Here we go down the waterfall, again!
Unlike web publishers, app developers need to integrate an SDK to sell on a particular network. This distinction adds an important dimension when trying to help developers maximize yield, make more money, and enable true competition. To drive greater demand, app publishers use a mediation platform (one SDK) to manage multiple ad networks (i.e., many SDKs). The mediation platform uses the waterfall model, prioritizing networks based on average historical revenue data. This strategy makes it difficult to move up the waterfall, which means the same networks tend to get the first look, and some never compete for traffic, even if they are prepared to offer a higher price for that impression.

It sounds like app developers are getting a fair price by giving preference to the best performers. Because most mediation solutions are free, to make money the mediation platform may be naturally incentivized to prioritize its own marketplace or ad network over ads from the other mediated networks (i.e., it sits on top of the waterfall). 

Even if the mediator is not giving itself an advantage, the nature of decisioning based on historical eCPMs is flawed. In such a model, the mediator cant react to real time changes in market dynamics. If a particular network has a burst campaign running for a few hours, the mediators algorithms will not pick up this potential uplift until its too late, and the publisher misses out on an easy revenue lift opportunity.

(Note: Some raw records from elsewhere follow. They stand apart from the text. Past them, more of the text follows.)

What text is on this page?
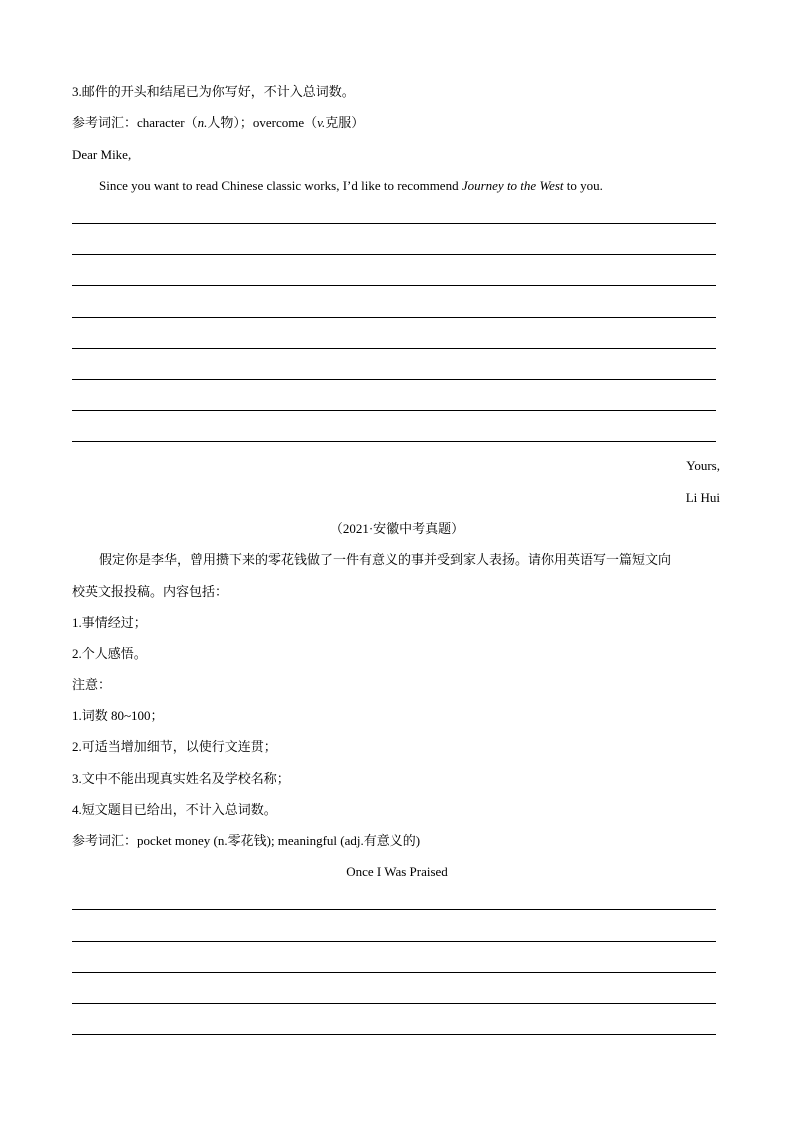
3.邮件的开头和结尾已为你写好，不计入总词数。
参考词汇：character（n.人物）；overcome（v.克服）
Dear Mike,
Since you want to read Chinese classic works, I’d like to recommend Journey to the West to you.
Yours,
Li Hui
（2021·安徽中考真题）
假定你是李华，曾用攒下来的零花钱做了一件有意义的事并受到家人表扬。请你用英语写一篇短文向
校英文报投稿。内容包括：
1.事情经过；
2.个人感悟。
注意：
1.词数 80~100；
2.可适当增加细节，以使行文连贯；
3.文中不能出现真实姓名及学校名称；
4.短文题目已给出，不计入总词数。
参考词汇：pocket money (n.零花钱); meaningful (adj.有意义的)
Once I Was Praised
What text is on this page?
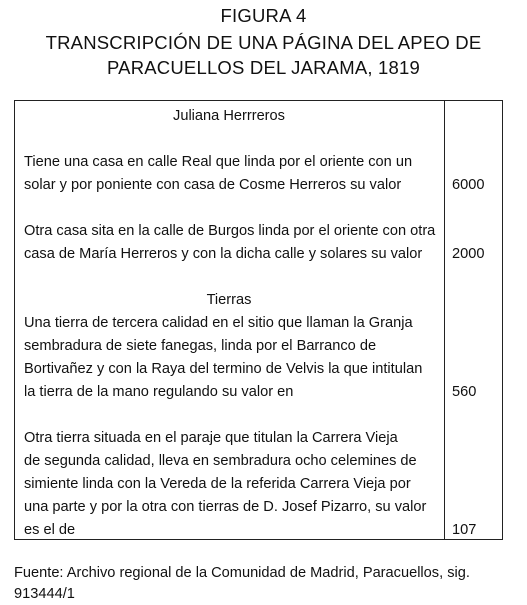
FIGURA 4
TRANSCRIPCIÓN DE UNA PÁGINA DEL APEO DE
PARACUELLOS DEL JARAMA, 1819
Juliana Herrreros
Tiene una casa en calle Real que linda por el oriente con un
solar y por poniente con casa de Cosme Herreros su valor	6000
Otra casa sita en la calle de Burgos linda por el oriente con otra
casa de María Herreros y con la dicha calle y solares su valor 2000
Tierras
Una tierra de tercera calidad en el sitio que llaman la Granja
sembradura de siete fanegas, linda por el Barranco de
Bortivañez y con la Raya del termino de Velvis la que intitulan
la tierra de la mano regulando su valor en	560
Otra tierra situada en el paraje que titulan la Carrera Vieja
de segunda calidad, lleva en sembradura ocho celemines de
simiente linda con la Vereda de la referida Carrera Vieja por
una parte y por la otra con tierras de D. Josef Pizarro, su valor
es el de	107
Fuente: Archivo regional de la Comunidad de Madrid, Paracuellos, sig.
913444/1
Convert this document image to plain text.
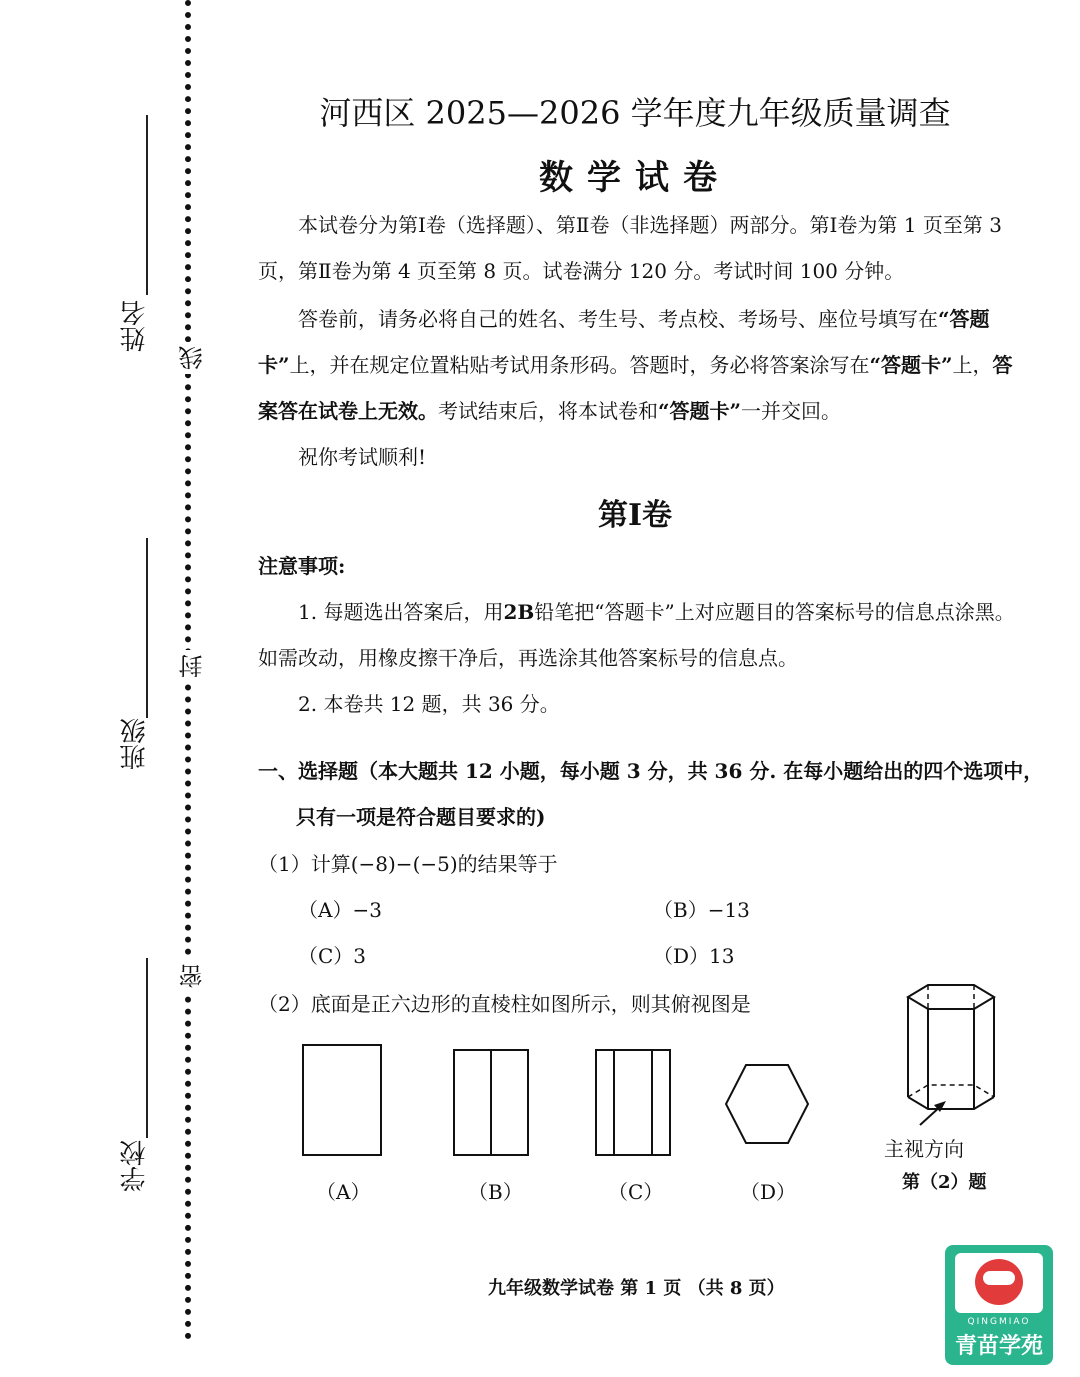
姓名
班级
学校
线
封
密
河西区 2025—2026 学年度九年级质量调查
数学试卷
本试卷分为第Ⅰ卷（选择题）、第Ⅱ卷（非选择题）两部分。第Ⅰ卷为第 1 页至第 3 页，第Ⅱ卷为第 4 页至第 8 页。试卷满分 120 分。考试时间 100 分钟。
答卷前，请务必将自己的姓名、考生号、考点校、考场号、座位号填写在“答题卡”上，并在规定位置粘贴考试用条形码。答题时，务必将答案涂写在“答题卡”上，答案答在试卷上无效。考试结束后，将本试卷和“答题卡”一并交回。
祝你考试顺利!
第Ⅰ卷
注意事项:
1. 每题选出答案后，用2B铅笔把“答题卡”上对应题目的答案标号的信息点涂黑。如需改动，用橡皮擦干净后，再选涂其他答案标号的信息点。
2. 本卷共 12 题，共 36 分。
一、选择题（本大题共 12 小题，每小题 3 分，共 36 分. 在每小题给出的四个选项中，
只有一项是符合题目要求的)
（1）计算(−8)−(−5)的结果等于
（A）−3	（B）−13
（C）3	（D）13
（2）底面是正六边形的直棱柱如图所示，则其俯视图是
（A）	（B）	（C）	（D）
主视方向
第（2）题
九年级数学试卷 第 1 页 （共 8 页）
QINGMIAO
青苗学苑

Achieving the parallel auction has two main components: unification and transparency. Unification allows everyone to compete for every impression; and transparency is the relationship publishers have with their partners. A mediation solution should be thought of as a partner, not simply a platform. The long-term benefits of mediation is through a trusted relationship with a network that treats itself like any other network, ensures publishers are never leaving money on the table, and refuses quick revenue opportunities in exchange for publisher trust.

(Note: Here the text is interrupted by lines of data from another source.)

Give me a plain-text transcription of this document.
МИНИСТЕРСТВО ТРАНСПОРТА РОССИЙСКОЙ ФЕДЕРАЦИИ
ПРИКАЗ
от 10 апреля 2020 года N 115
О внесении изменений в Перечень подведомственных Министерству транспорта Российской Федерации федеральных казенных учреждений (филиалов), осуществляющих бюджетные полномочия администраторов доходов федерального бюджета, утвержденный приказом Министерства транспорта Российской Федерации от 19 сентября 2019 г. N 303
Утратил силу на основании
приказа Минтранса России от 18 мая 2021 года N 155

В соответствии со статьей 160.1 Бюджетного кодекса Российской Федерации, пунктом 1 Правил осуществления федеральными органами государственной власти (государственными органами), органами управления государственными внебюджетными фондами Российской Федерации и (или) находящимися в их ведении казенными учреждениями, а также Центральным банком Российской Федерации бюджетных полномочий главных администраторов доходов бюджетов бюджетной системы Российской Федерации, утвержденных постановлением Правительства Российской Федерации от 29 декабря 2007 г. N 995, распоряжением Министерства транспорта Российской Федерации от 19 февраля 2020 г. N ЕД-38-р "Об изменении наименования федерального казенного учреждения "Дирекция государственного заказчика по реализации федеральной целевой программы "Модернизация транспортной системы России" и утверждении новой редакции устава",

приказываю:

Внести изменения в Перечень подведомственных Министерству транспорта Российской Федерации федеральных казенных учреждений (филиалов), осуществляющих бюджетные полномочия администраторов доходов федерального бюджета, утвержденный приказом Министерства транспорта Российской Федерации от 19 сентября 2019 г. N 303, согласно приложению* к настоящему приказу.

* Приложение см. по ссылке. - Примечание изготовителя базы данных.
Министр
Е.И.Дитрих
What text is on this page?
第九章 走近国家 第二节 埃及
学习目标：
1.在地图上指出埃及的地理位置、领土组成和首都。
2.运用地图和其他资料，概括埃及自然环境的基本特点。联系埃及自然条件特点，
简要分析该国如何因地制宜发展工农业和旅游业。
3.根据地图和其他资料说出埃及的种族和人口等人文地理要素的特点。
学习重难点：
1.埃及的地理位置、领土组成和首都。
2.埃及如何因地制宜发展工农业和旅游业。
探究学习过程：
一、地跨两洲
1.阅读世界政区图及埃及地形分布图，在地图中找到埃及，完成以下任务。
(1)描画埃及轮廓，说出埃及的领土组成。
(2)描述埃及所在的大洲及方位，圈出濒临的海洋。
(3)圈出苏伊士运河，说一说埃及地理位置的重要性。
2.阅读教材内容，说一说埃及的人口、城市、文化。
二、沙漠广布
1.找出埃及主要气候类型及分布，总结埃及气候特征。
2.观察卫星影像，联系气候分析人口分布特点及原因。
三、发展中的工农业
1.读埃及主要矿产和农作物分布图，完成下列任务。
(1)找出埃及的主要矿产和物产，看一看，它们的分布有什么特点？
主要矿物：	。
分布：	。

That thing called in-app header bidding
There are companies that recognize the inefficiencies of mediation and are promoting their own model of header bidding, but it’s still not a parallel auction. Many solution providers connect app publishers with several exchanges that bid at the same time. Yes, in theory this parallel auction is known as header bidding, but the result of this auction is then fed back into a mediation platform. Here, a second auction is held where the ad network’s marketplace, with the benefit of knowing the result of the first auction, gets a last look. And the problem remains: even if other buyers are prepared to offer a higher bid for that impression, they may never get the chance.

To bid, or not to bid
The bigger problem with solutions that appropriate header bidding is that they exclude a significant portion of demand from competing in the real-time auction. Facebook, Google, Ad Colony and others only deliver some of their valuable demand via their in-app SDK. This is how they ensure support of advanced creatives and collect richer data on behalf of the advertisers they represent. But what is essentially a difference in buying mechanics — SDK ad network buying versus RTB — now separates competition between those who can bid in the RTB auction, from those who can’t or won’t.

Come one, come all
All demand partners represent similar advertisers and advertisers on programmatic demand aren’t different than those coming from ad networks. So, let’s give everyone a seat at the auction, regardless of how they want to buy, they should all be able to compete for every impression.